Final answer:
For a blue-eyed, color vision carrier mother and a heterozygous brown-eyed, colorblind father, daughters have a 50% chance of being brown-eyed carriers for colorblindness, and a 50% chance of being blue-eyed carriers. Sons have a 50% chance of being brown-eyed and colorblind and a 50% chance of being blue-eyed and colorblind.
Step-by-step explanation:
In humans, the gene for color vision (C) is dominant over the gene for red-green colorblindness (c), and this trait is sex-linked on the X chromosome. The gene for brown eyes (B) is dominant over the gene for blue eyes (b).
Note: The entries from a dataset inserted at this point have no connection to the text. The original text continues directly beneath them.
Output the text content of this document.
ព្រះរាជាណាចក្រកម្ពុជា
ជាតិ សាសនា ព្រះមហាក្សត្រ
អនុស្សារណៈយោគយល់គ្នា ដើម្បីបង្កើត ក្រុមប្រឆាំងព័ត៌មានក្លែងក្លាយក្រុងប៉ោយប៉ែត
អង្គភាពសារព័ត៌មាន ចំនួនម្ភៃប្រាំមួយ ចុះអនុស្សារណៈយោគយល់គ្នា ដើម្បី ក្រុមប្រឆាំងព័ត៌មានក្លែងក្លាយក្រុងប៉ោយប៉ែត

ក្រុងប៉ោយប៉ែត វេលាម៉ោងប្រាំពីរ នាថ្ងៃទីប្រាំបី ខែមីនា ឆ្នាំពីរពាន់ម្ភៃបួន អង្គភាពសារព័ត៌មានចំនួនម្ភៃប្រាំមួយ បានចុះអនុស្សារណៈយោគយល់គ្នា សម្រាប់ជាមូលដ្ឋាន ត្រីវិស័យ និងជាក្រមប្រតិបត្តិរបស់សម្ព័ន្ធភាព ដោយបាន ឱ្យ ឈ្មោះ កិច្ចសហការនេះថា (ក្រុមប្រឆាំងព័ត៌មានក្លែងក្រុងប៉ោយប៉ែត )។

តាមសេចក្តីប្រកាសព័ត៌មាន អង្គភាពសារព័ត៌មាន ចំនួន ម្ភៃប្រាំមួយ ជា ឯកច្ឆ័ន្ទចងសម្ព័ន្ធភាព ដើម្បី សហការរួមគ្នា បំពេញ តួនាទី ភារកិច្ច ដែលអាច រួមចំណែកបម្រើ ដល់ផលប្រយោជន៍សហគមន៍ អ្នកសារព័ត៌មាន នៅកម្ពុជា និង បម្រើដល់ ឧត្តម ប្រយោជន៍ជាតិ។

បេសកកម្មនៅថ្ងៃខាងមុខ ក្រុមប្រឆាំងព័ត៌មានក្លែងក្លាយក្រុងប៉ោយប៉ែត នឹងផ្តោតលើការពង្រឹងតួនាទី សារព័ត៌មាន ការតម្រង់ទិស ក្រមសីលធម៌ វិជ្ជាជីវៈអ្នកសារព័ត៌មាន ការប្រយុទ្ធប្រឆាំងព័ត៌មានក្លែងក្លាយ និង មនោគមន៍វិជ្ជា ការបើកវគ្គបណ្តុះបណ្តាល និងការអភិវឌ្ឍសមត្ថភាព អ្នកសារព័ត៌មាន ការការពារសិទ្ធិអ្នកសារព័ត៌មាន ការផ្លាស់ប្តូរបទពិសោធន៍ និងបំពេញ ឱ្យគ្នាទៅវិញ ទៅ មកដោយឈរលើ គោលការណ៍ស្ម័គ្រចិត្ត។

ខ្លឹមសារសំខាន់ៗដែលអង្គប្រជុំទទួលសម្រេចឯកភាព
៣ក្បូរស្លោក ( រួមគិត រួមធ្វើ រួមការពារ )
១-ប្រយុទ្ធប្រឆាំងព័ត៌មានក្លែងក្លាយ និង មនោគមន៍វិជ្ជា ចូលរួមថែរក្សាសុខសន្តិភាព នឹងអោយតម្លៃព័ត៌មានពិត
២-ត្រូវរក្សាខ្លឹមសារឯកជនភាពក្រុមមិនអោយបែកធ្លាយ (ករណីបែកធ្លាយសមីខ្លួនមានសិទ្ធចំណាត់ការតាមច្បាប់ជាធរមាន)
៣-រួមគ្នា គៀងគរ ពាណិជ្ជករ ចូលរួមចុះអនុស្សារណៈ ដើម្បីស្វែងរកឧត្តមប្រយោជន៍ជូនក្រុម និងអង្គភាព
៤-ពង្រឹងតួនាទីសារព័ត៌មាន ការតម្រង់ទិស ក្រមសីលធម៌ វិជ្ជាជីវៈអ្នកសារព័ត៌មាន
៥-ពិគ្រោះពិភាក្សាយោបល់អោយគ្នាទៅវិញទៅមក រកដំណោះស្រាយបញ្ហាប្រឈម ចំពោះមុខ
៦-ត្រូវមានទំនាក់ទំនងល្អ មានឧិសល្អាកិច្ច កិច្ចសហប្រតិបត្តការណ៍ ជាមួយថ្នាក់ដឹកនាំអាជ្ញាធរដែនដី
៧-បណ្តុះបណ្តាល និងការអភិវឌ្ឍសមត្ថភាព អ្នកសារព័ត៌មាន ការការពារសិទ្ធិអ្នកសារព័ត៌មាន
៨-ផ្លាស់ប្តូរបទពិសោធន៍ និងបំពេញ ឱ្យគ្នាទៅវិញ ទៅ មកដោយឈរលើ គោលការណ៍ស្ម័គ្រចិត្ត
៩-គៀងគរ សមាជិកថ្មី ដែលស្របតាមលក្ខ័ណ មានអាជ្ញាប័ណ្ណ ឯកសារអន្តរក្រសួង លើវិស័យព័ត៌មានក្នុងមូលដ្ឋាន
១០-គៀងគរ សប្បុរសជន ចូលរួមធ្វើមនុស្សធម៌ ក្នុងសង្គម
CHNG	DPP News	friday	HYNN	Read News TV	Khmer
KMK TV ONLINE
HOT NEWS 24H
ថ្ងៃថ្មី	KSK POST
For a blue-eyed woman (bb) who is a carrier for color vision (XCXc) and a heterozygous brown-eyed man (Bb) who is colorblind (XcY), we can determine the probable genotypes and phenotypes of their children.
Parental cross: XCXcbb (mother) x XcYBb (father)
The father can pass on either his X chromosome (resulting in a daughter) or his Y chromosome (resulting in a son), and his B or b allele for eye color. Daughters may inherit either XC or Xc from their mother, along with bb for eye color. Sons will inherit their X chromosome from their mother and will have blue eyes since the mother only has b alleles.
Genotype Probabilities:
- Daughters: 50% XCXcBb (brown-eyed, carrier for colorblindness), 50% XCXcbb (blue-eyed, carrier for colorblindness)
- Sons: 50% XcYBb (brown-eyed, colorblind), 50% XcYbb (blue-eyed, colorblind)
Phenotype Probabilities:
- Daughters: 50% carrier for colorblindness with brown eyes, 50% carrier for colorblindness with blue eyes
- Sons: 50% colorblind with brown eyes, 50% colorblind with blue eyes
As males only have one X chromosome, if that X chromosome carries the allele for colorblindness, they will express the trait. For eye color, the brown allele is dominant to the blue allele, therefore, children inheriting one B allele will have brown eyes, while only those inheriting two b alleles (from both parents) will have blue eyes.